L’intervention israélienne a été précédée de quelques heures par une rencontre à Bruxelles entre Benyamin Netanyahou et le secrétaire d’État américain Mike Pompeo. Le Premier ministre israélien, qui est en difficulté politique après la démission de son ministre de la Défense Avigdor Lieberman, voulait discuter des mesures à prendre « pour stopper les actes d’agression de l’Iran et de ses affidés ». Il a obtenu le soutien de Washington.

Source : Tsahal

Renforcement de la présence du Hezbollah et professionnalisation de la milice

Au lendemain de la seconde guerre du Liban en 2006, le mouvement chiite libanais Hezbollah, très largement encadré, financé et entraîné par l’Iran, a entamé une vaste expansion de son infrastructure terroriste, notamment le creusement de sous terrains en direction du territoire israélien ayant pour objectif à plus ou moins court terme la pénétration, voire la dissémination de miliciens dans le nord d’Israël. Le motif terroriste est mis en avant de façon précise et répétée par le leader du Hezbollah Hassan Nasrallah.
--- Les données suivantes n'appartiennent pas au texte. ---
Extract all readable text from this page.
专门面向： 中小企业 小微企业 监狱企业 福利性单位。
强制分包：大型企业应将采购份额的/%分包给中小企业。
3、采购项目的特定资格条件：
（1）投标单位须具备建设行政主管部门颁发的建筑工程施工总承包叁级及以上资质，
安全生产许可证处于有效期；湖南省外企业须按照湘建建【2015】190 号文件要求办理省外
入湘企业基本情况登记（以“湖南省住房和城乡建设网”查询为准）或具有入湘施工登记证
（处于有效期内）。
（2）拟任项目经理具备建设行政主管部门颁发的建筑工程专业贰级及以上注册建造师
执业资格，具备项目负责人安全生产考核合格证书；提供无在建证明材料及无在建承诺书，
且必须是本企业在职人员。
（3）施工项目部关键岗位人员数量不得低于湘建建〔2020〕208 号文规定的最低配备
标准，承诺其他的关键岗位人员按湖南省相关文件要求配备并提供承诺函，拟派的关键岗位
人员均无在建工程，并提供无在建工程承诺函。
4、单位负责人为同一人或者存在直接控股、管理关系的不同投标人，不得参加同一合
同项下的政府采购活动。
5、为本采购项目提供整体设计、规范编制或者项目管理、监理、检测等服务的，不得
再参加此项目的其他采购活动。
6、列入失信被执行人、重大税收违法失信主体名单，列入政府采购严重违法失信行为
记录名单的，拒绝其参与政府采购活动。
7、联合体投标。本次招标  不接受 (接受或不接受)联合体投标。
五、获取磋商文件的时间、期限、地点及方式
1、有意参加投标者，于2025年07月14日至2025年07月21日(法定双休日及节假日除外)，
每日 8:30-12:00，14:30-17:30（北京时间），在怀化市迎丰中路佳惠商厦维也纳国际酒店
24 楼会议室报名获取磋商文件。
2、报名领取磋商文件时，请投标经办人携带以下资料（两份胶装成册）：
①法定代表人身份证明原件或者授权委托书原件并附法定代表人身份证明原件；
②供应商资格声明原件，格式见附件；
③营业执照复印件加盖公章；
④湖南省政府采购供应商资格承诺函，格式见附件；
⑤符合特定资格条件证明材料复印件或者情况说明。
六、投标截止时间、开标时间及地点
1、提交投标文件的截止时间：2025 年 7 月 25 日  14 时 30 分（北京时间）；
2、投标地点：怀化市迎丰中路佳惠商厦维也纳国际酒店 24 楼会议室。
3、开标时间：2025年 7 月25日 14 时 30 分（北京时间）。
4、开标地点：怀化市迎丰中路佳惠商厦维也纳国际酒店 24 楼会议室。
Ces tunnels constituent une grave violation de la souveraineté israélienne et des résolutions 1701 (2006) et 1559 (2004) du Conseil de sécurité des Nations Unies.

Source : Tsahal

Le Hezbollah actuel ne ressemble clairement plus à la formation qui poussa Tsahal dans ses retranchements pendant 33 jours de combats, il y a douze ans. D’une milice en guerre contre Israël, le Hezbollah est devenu une armée transfrontalière qui intervient non seulement en Syrie, mais aussi en Irak ou au Yémen. En Syrie, la milice chiite, forte de 4000 hommes environ aujourd’hui –sur environ 8000 au départ-, a considérablement réduit ses troupes. Toutefois, l’état-major israélien n’a eu de cesse de dénoncer la menace que représente pour elle la milice qui s’est considérablement professionnalisée en Syrie. Elle dispose d’environ 120 000 roquettes et missiles et a la capacité de déclencher des centaines de tirs en une journée vers les grandes villes israéliennes, en utilisant des systèmes de guidage sophistiqués. En lançant « Bouclier du Nord », Israël veut mettre la pression sur le mouvement libanais. La révélation des tunnels transmet un message au Hezbollah, qui a fait reposer ses opérations sur le secret, l’action secrète et la surprise. Il doit tenir compte du fait qu’il est en fait exposé et vulnérable aux services de renseignement israéliens.

Outre les tunnels, l’appareil sécuritaire met en garde depuis des mois contre le développement, avec l’aide d’experts iraniens, d’ateliers de fabrication de missiles de haute précision au Liban. Les frappes aériennes régulières d’Israël en Syrie auraient accéléré ce processus, le Hezbollah considérant que l’armée n’oserait pas frapper à l’intérieur du territoire libanais, de peur de basculer dans un conflit ouvert.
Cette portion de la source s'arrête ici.